You create amazing characters in your books! Which one would you choose to spend summer with & why?

I would choose a seagull called Horatio. I like him very much, he’s a jolly chap, and I can imagine him landing by me on the beach for a chat and a bit of moral guidance (which might look a bit odd, but hey ho).

Reading is the ultimate escape! Which book ‘world’ would you escape to for summer & why?

Oh my goodness. The very first thought that springs into my mind is of the hot summer at the beginning of The Bell Jar. Not because it’s cheery! But because I’d love to talk to Sylvia Plath (I always read Esther as Sylvia) and get those free lunches and make up and have a driver take me through a time and place – New York then, imagine! And wear gloves and be proper and eat caviar and avocado and crabmeat.
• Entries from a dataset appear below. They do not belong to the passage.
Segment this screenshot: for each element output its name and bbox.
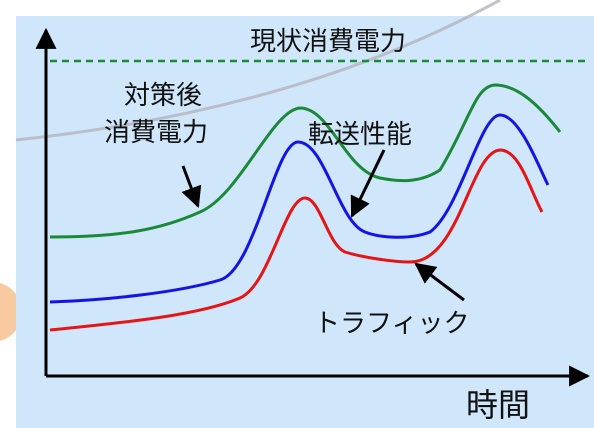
traffic-label: トラフィック (314, 309, 469, 339)
transfer-curve (49, 113, 550, 304)
x-axis-label: 時間 (466, 386, 530, 424)
traffic-arrow (414, 262, 465, 302)
diagram-panel (16, 16, 594, 428)
background-arc (15, 0, 501, 142)
traffic-curve (49, 148, 544, 332)
current-power-label: 現状消費電力 (250, 27, 406, 57)
transfer-performance-label: 転送性能 (308, 120, 412, 150)
after-power-label-line1: 対策後 (124, 81, 202, 111)
after-power-curve (49, 83, 562, 239)
after-power-arrow (181, 165, 202, 208)
transfer-arrow (350, 149, 386, 218)
after-power-label-line2: 消費電力 (104, 118, 208, 148)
Then come home before she goes properly downhill. Oh, I would have loved to have spoken to Sylvia Plath right then and there. My second thought is the island in The Tempest. But I’d be up with Ariel, learning what the fairies know, not down with the mortals. I want to sleep inside flowers and ride on the bat’s back and learn magic and practice controlling the elements and get a bit better at it each day. What a lovely question.

Summer survival – name the three most essential things you take on holiday?

Sunblock. Imagination. Euros.

Summertime selfie – who would you have a selfie with this summer & why? (Fictional, historical, alive today)

Tom Hardy. Thanks. Is it true? May I? Good. I’ll hold you to this.

Summertime travel – train, plane, automobile or other?

Plane. I just like to get there. I like the bit when you get off the plane and are hit by the heat and the smell of a different country and you think holiday!

Inside or outside – best place to be creative in the summer? 

I can only write indoors. And I prefer writing when it’s raining, so I don’t feel I’m missing out on all the life going on outside. It’s pouring down in Exeter right now, so I am writing! Hurray! 

Stuck on permanent summer vacation? What three books would you choose to have with you?

This would change, but the mood I’m in at present it would be:

For Esme With Love and Squalor – Salinger (that would never change).

The Complete Poems of Anne Sexton

It would have to be the Complete Works of Shakespeare – as you could spend a lifetime on those words, couldn’t you? 

Thank you for participating – have a great summer!